The results ended an unusually fast 10-week primary contest to fill the Senate seat that became vacant with the death of Frank R. Lautenberg in June. The winner of the October general election will serve the remaining 17 months of the late senator’s term and will have to run for re-election in November 2014 to keep the seat.

Voter turnout, which was projected to be more than 300,000, was higher than expected for a primary election in the dead of summer.

Mr. Booker had publicly declared his intention to run for the Senate seat even before Mr. Lautenberg’s death. After Gov. Chris Christie announced the quick timetable to fill the vacant seat — a move the Republican made in part to avoid appearing on the same ballot as Mr. Booker in November, when he will be seeking re-election to a second term — the other Democrats announced that they were joining the race.

But from the start, Mr. Booker had significant political advantages: a name that is recognizable statewide, a formidable fund-raising operation, a knack for drawing news media attention and more than a million Twitter followers. In one measure of Mr. Booker’s star power, his campaign drew support from his prominent friends, including Oprah Winfrey, who hosted a fund-raiser for him.

Mr. Booker shored up his early lead in the polls by spending at least $5 million to date, compared to the combined $4 million spent by his two chief rivals, Mr. Pallone and Mr. Holt. (Ms. Oliver, who has feuded with Mr. Booker, spent only about $25,000 and campaigned little in the final days.)

Throughout the race, Mr. Booker’s three rivals — all serious political forces in New Jersey — struggled to shift the focus on their own qualifications, prompting increasingly direct attacks on Mr. Booker’s record and business interests, including his ownership stake in an Internet start-up that had been created with financial backing of his powerful friends while he was in office.

Mr. Booker’s campaign pushed back hard against the attacks, saying there was nothing improper about his financial dealings and noting that he had given much of his income to charity and used his media appearances to focus attention on Newark. As he campaigned, he portrayed what his opponents saw as a weakness — that he was insufficiently liberal on issues important to Democrats like gun control and unions — as a strength. He argued that his pragmatic brand of politics, favoring practical solutions over ideology, had enabled him to lift the fortunes of Newark, the state’s largest city.

His message seemed to register with voters. Juan Valdes, a 38-year-old Palisades Park resident who voted for Mr. Booker, said that the mayor’s record in Newark far outweighed any criticism his rivals had.

“You can actually see the changes” in Newark, he said outside a polling place. “How he turned Newark, of all places, around to where it is, I figured he could do some good for the rest of us.”

Mr. Booker’s political rise has been unconventional. After graduating from Yale Law School in 1997, he moved to Newark, where he lived in a housing project and became a community activist, making a successful bid for a City Council seat a year later.
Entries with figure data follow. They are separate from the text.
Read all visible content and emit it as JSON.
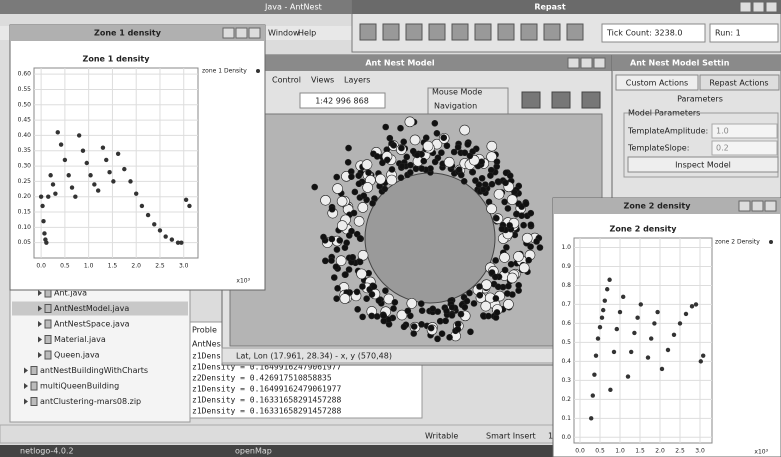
{
  "eclipse": {
    "title": "Java - AntNest",
    "menu": [
      "Window",
      "Help"
    ]
  },
  "repast": {
    "title": "Repast",
    "tick_count": "Tick Count: 3238.0",
    "run": "Run: 1"
  },
  "ant_nest_window": {
    "title": "Ant Nest Model",
    "menu": [
      "Control",
      "Views",
      "Layers"
    ],
    "scale": "1:42 996 868",
    "mouse_mode": "Mouse Mode",
    "navigation": "Navigation",
    "status": "Lat, Lon (17.961, 28.34) - x, y (570,48)"
  },
  "settings": {
    "title": "Ant Nest Model Settin",
    "tabs": [
      "Custom Actions",
      "Repast Actions"
    ],
    "heading": "Parameters",
    "group": "Model Parameters",
    "params": [
      {
        "label": "TemplateAmplitude:",
        "value": "1.0"
      },
      {
        "label": "TemplateSlope:",
        "value": "0.2"
      }
    ],
    "button": "Inspect Model"
  },
  "package_explorer": [
    "Ant.java",
    "AntNestModel.java",
    "AntNestSpace.java",
    "Material.java",
    "Queen.java",
    "antNestBuildingWithCharts",
    "multiQueenBuilding",
    "antClustering-mars08.zip"
  ],
  "console": {
    "tab": "Proble",
    "header": "AntNes",
    "lines": [
      "z1Dens",
      "z1Density = 0.16499162479061977",
      "z2Density = 0.426917510858835",
      "z1Density = 0.16499162479061977",
      "z1Density = 0.16331658291457288",
      "z1Density = 0.16331658291457288"
    ]
  },
  "status_bar": [
    "Writable",
    "Smart Insert",
    "1"
  ],
  "taskbar": [
    "netlogo-4.0.2",
    "openMap"
  ],
  "chart_data": [
    {
      "type": "scatter",
      "window_title": "Zone 1 density",
      "title": "Zone 1 density",
      "x_multiplier": "x10³",
      "x": [
        0.0,
        0.03,
        0.05,
        0.07,
        0.09,
        0.11,
        0.15,
        0.2,
        0.25,
        0.3,
        0.35,
        0.42,
        0.5,
        0.58,
        0.65,
        0.72,
        0.8,
        0.88,
        0.96,
        1.04,
        1.12,
        1.2,
        1.3,
        1.37,
        1.44,
        1.52,
        1.62,
        1.75,
        1.88,
        2.0,
        2.12,
        2.25,
        2.38,
        2.5,
        2.62,
        2.75,
        2.88,
        2.95,
        3.05,
        3.12
      ],
      "series": [
        {
          "name": "zone 1 Density",
          "color": "#333333",
          "values": [
            0.2,
            0.17,
            0.12,
            0.08,
            0.06,
            0.05,
            0.2,
            0.27,
            0.24,
            0.21,
            0.41,
            0.37,
            0.32,
            0.27,
            0.23,
            0.2,
            0.4,
            0.35,
            0.31,
            0.27,
            0.24,
            0.22,
            0.36,
            0.32,
            0.28,
            0.25,
            0.34,
            0.29,
            0.25,
            0.21,
            0.17,
            0.14,
            0.11,
            0.09,
            0.07,
            0.06,
            0.05,
            0.05,
            0.19,
            0.17
          ]
        }
      ],
      "xlim": [
        -0.15,
        3.3
      ],
      "ylim": [
        0,
        0.62
      ],
      "xticks": [
        {
          "value": 0,
          "label": "0.0"
        },
        0.5,
        {
          "value": 1,
          "label": "1.0"
        },
        1.5,
        {
          "value": 2,
          "label": "2.0"
        },
        2.5,
        {
          "value": 3,
          "label": "3.0"
        }
      ],
      "yticks": [
        {
          "value": 0.05,
          "label": "0.05"
        },
        {
          "value": 0.1,
          "label": "0.10"
        },
        {
          "value": 0.15,
          "label": "0.15"
        },
        {
          "value": 0.2,
          "label": "0.20"
        },
        {
          "value": 0.25,
          "label": "0.25"
        },
        {
          "value": 0.3,
          "label": "0.30"
        },
        {
          "value": 0.35,
          "label": "0.35"
        },
        {
          "value": 0.4,
          "label": "0.40"
        },
        {
          "value": 0.45,
          "label": "0.45"
        },
        {
          "value": 0.5,
          "label": "0.50"
        },
        {
          "value": 0.55,
          "label": "0.55"
        },
        {
          "value": 0.6,
          "label": "0.60"
        }
      ],
      "grid": true
    },
    {
      "type": "scatter",
      "window_title": "Zone 2 density",
      "title": "Zone 2 density",
      "x_multiplier": "x10³",
      "x": [
        0.28,
        0.32,
        0.36,
        0.4,
        0.45,
        0.5,
        0.55,
        0.58,
        0.62,
        0.68,
        0.74,
        0.76,
        0.85,
        0.92,
        1.0,
        1.08,
        1.2,
        1.28,
        1.36,
        1.44,
        1.52,
        1.7,
        1.78,
        1.86,
        1.94,
        2.05,
        2.2,
        2.35,
        2.5,
        2.65,
        2.8,
        2.9,
        3.02,
        3.08
      ],
      "series": [
        {
          "name": "zone 2 Density",
          "color": "#333333",
          "values": [
            0.1,
            0.22,
            0.33,
            0.43,
            0.52,
            0.58,
            0.63,
            0.67,
            0.72,
            0.78,
            0.83,
            0.25,
            0.45,
            0.57,
            0.66,
            0.74,
            0.32,
            0.45,
            0.55,
            0.63,
            0.7,
            0.42,
            0.52,
            0.6,
            0.66,
            0.36,
            0.46,
            0.54,
            0.6,
            0.65,
            0.69,
            0.7,
            0.4,
            0.43
          ]
        }
      ],
      "xlim": [
        -0.15,
        3.3
      ],
      "ylim": [
        -0.03,
        1.05
      ],
      "xticks": [
        {
          "value": 0,
          "label": "0.0"
        },
        0.5,
        {
          "value": 1,
          "label": "1.0"
        },
        1.5,
        {
          "value": 2,
          "label": "2.0"
        },
        2.5,
        {
          "value": 3,
          "label": "3.0"
        }
      ],
      "yticks": [
        {
          "value": 0,
          "label": "0.0"
        },
        0.1,
        0.2,
        0.3,
        0.4,
        0.5,
        0.6,
        0.7,
        0.8,
        0.9,
        {
          "value": 1,
          "label": "1.0"
        }
      ],
      "grid": true
    }
  ]
}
He positioned himself as an outsider, challenging the city’s political establishment. In 2002, he ran against Sharpe James, the powerful Newark mayor who had been dogged by scandal. Mr. Booker lost that race, but four years later won his second bid for the office and later a second term.

Mr. Booker’s public profile has always been much larger than would be expected for the mayor of a medium-size city. He is a regular on cable television shows, is in great demand on the speaking circuit and has long been mentioned as a possible presidential candidate. His ascension to the Senate would make him one of the most recognizable figures in a chamber known for its exclusivity.

Randy Leonard contributed reporting.

This article has been revised to reflect the following correction:

Correction: August 13, 2013

An earlier version of this article misstated the name of the location where Mr. Booker was to give his victory speech. It is Championship Plaza, not Champion Plaza.